Bianca Berlinguer entra in Rai nel 1985, facendosi le ossa nella redazione di Mixer, la celebre trasmissione di Giovanni Minoli. Da qui è poi entrata stabilmente nella struttura del Tg3. Ha lasciato anche un segno indelebile il suo ruolo di inviata sul campo in molte puntate infuocate di Il rosso e il nero e Tempo reale, entrambe di Michele Santoro, dove, anche se molto giovane, grinta e determinazione non le sono mai mancate. Nell’ottobre 2009 è diventata direttore della testata giornalistica di Rai Tre restando al timone fino all’agosto 2016. Nel frattempo, tra le sue esperienze, si registrano anche le conduzioni della rubrica di approfondimento Primo piano e di Linea notte, prima dell’avvento di Maurizio Mannoni.
Dopo la lunga direzione al Tg3, approda nel mare magnum dei talk show con Cartabianca, approfondimento partito nel novembre 2016 inizialmente solo nella fascia preserale. Dal settembre 2018 il programma si è stabilizzato solo nel prime time del martedì sera. Ad ogni modo, si è trattato di una nuova avventura importante per Bianca e di un risarcimento meritato dopo la discutibile modalità con cui l’azienda la fece dimettere dall’incarico di direttore del Tg3. E non era affatto scontato che tutte e due le esperienze potessero funzionare. La striscia preserale, durata un anno e ora abbandonata, si è rivelata una sorta di innovativa startup in grado di portare la politica ma anche la cronaca, i temi sociali, i diritti civili e altre issues come la lotta alla criminalità organizzata in uno slot orario in cui il pubblico era tradizionalmente più abituato a un altro tipo di programmazione.
Oltre al fatto di aver ottenuto risultati buoni dal punto di vista dello share, la Berlinguer con questo nuovo spazio ha avuto il grande merito di introdurre appunto nel preserale una narrazione diversa della politica e della cronaca. Soprattutto in piena era leghista e sovranista, particolare interesse è stato concesso a temi come quello dell’immigrazione, degli sbarchi, della politica internazionale italiana e delle disuguaglianze. Altro discorso per la prima serata: partita con qualche incertezza, la giornalista romana ha saputo compiere un salto di qualità. Anche la definizione della sua immagine mediatica ha subito uno scossone: da austera e quasi calvinista direttrice del Tg3 ha aperto inaspettatamente al varietà e all’infotainment.

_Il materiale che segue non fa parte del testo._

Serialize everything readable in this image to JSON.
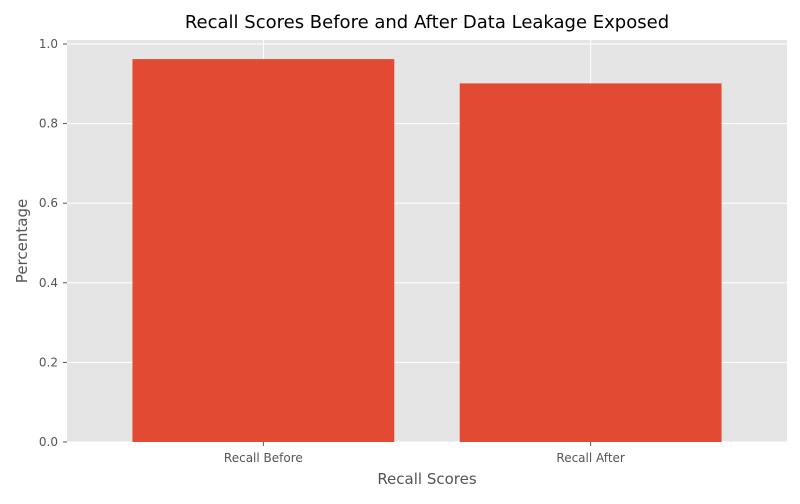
{
  "chart_data": {
    "type": "bar",
    "title": "Recall Scores Before and After Data Leakage Exposed",
    "xlabel": "Recall Scores",
    "ylabel": "Percentage",
    "categories": [
      "Recall Before",
      "Recall After"
    ],
    "values": [
      0.962,
      0.901
    ],
    "ylim": [
      0,
      1.01
    ],
    "yticks": [
      0.0,
      0.2,
      0.4,
      0.6,
      0.8,
      1.0
    ],
    "ytick_labels": [
      "0.0",
      "0.2",
      "0.4",
      "0.6",
      "0.8",
      "1.0"
    ],
    "grid": true,
    "legend": "none",
    "colors": {
      "bar": "#E24A33",
      "plot_background": "#E5E5E5",
      "grid": "#FFFFFF",
      "text": "#555555",
      "title": "#000000"
    }
  }
}
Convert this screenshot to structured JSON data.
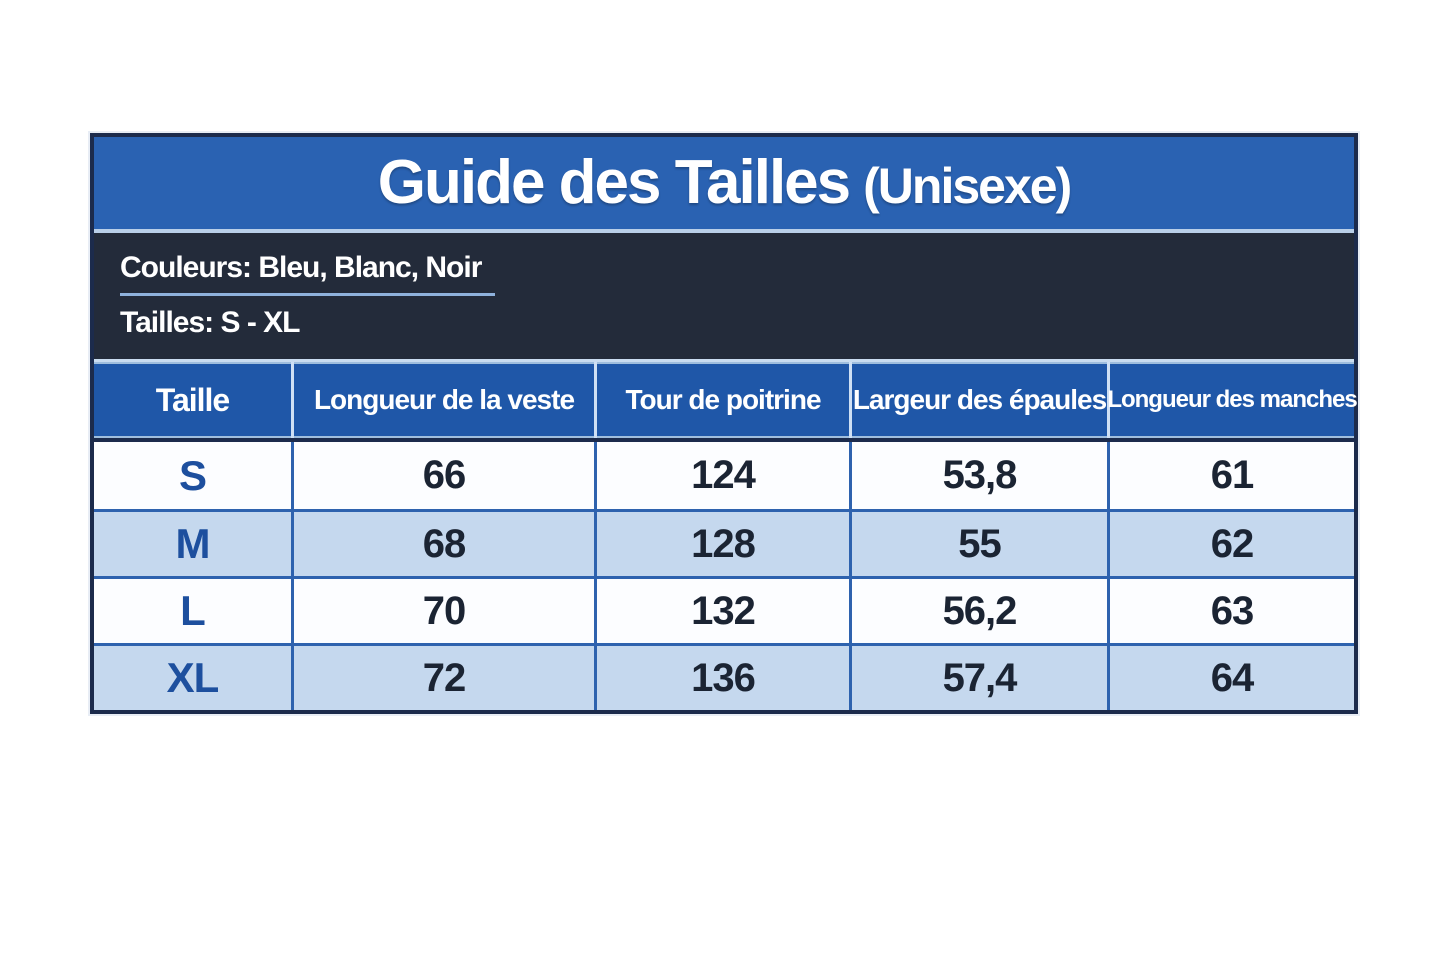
{
  "size_guide": {
    "title": "Guide des Tailles",
    "title_suffix": "(Unisexe)",
    "colors_label": "Couleurs: Bleu, Blanc, Noir",
    "sizes_label": "Tailles: S - XL",
    "columns": [
      "Taille",
      "Longueur de la veste",
      "Tour de poitrine",
      "Largeur des épaules",
      "Longueur des manches"
    ],
    "rows": [
      {
        "cells": [
          "S",
          "66",
          "124",
          "53,8",
          "61"
        ]
      },
      {
        "cells": [
          "M",
          "68",
          "128",
          "55",
          "62"
        ]
      },
      {
        "cells": [
          "L",
          "70",
          "132",
          "56,2",
          "63"
        ]
      },
      {
        "cells": [
          "XL",
          "72",
          "136",
          "57,4",
          "64"
        ]
      }
    ],
    "colors": {
      "banner_blue": "#2a62b2",
      "header_blue": "#1f57a8",
      "dark_section": "#232b3a",
      "row_white": "#fcfdff",
      "row_light_blue": "#c5d8ee",
      "grid_border": "#2e62ae",
      "outer_border": "#1c2b4c",
      "light_separator": "#b9cfe8",
      "size_letter": "#1d4f9e",
      "value_text": "#1b2433"
    }
  },
  "chart_data": {
    "type": "table",
    "title": "Guide des Tailles (Unisexe)",
    "subtitle_lines": [
      "Couleurs: Bleu, Blanc, Noir",
      "Tailles: S - XL"
    ],
    "columns": [
      "Taille",
      "Longueur de la veste",
      "Tour de poitrine",
      "Largeur des épaules",
      "Longueur des manches"
    ],
    "rows": [
      [
        "S",
        "66",
        "124",
        "53,8",
        "61"
      ],
      [
        "M",
        "68",
        "128",
        "55",
        "62"
      ],
      [
        "L",
        "70",
        "132",
        "56,2",
        "63"
      ],
      [
        "XL",
        "72",
        "136",
        "57,4",
        "64"
      ]
    ],
    "units_implied": "cm",
    "layout": "header-banner + info-band + 5-column table, alternating white/light-blue rows"
  }
}
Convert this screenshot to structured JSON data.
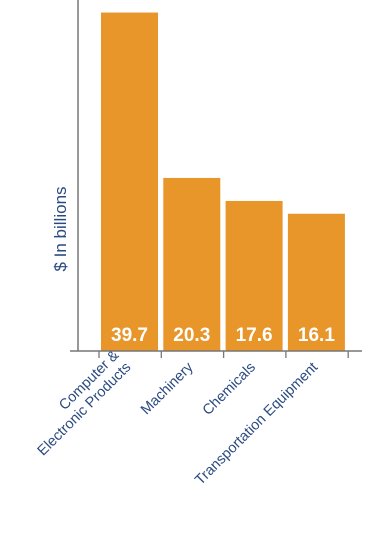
{
  "chart_data": {
    "type": "bar",
    "categories": [
      [
        "Computer &",
        "Electronic Products"
      ],
      [
        "Machinery"
      ],
      [
        "Chemicals"
      ],
      [
        "Transportation Equipment"
      ]
    ],
    "values": [
      39.7,
      20.3,
      17.6,
      16.1
    ],
    "value_labels": [
      "39.7",
      "20.3",
      "17.6",
      "16.1"
    ],
    "title": "",
    "xlabel": "",
    "ylabel": "$ In billions",
    "ylim": [
      0,
      40
    ],
    "grid": false,
    "legend": "none",
    "colors": {
      "bar": "#E8952A",
      "value_label": "#ffffff",
      "axis": "#777777",
      "text": "#2A4A80"
    }
  }
}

Il suo Cartabianca da una parte affrontava i temi della politica, dall’altra lasciava spazio anche a testimonianze e introspezioni tratte dal mondo del varietà. Nell’ultima fase il talk – che, va detto, va in onda in una giornata infernale dove gli avversari sono Mario Giordano e Giovanni Floris, senza contare la presenza di partite spesso di cartello della Champions League – ha nuovamente rivisto la propria formula. Diciamo che sono stati recuperati la tradizionalità e il percorso più istituzionale dell’impegno della Berlinguer, circoscrivendo l’aspetto più ludico ai siparietti con lo scrittore Mauro Corona. Dopo la traumatica fuoriuscita di quest’ultimo, però, la Berlinguer ha dovuto reimpostare tutto per l’ennesima volta.
Questa nuova “veste” ha giovato anche agli ascolti: secondo OmnicomMediaGroup, nel periodo settembre 2020-gennaio 2021 il programma raggiunge in media 1,1 milioni di telespettatori (share 5,0%). Rispetto al periodo omologo (settembre 2019-gennaio 2020) gli ascolti risultano in crescita ben del 2% in termini di audience con share stabili. Guardando al profilo del programma, è visto per il 57% da donne e per il 43% da uomini, con l’88% del pubblico che ha più di 45 anni.
A livello territoriale, Cartabianca si conferma più gettonato al Nord con picchi di share in regioni come il Friuli Venezia Giulia (10,4%), la Valle d’Aosta (7%), il Veneto (6,2%), l’Emilia Romagna (6,2%) e la Liguria (7,6%). Dal punto di vista qualitativo la Berlinguer dimostra una volta di più di saper parlare all’élite del Paese considerando che la quota dei laureati, sempre in termini di share, è molto alta (6,2%), superiore rispetto alla media del programma. E non è un dato scontato visto che concede poco all’elitarismo della gauche. E anzi non lesina spazi a quell’Italia dei non garantiti che hanno pagato più di tutti le conseguenze del Coronavirus.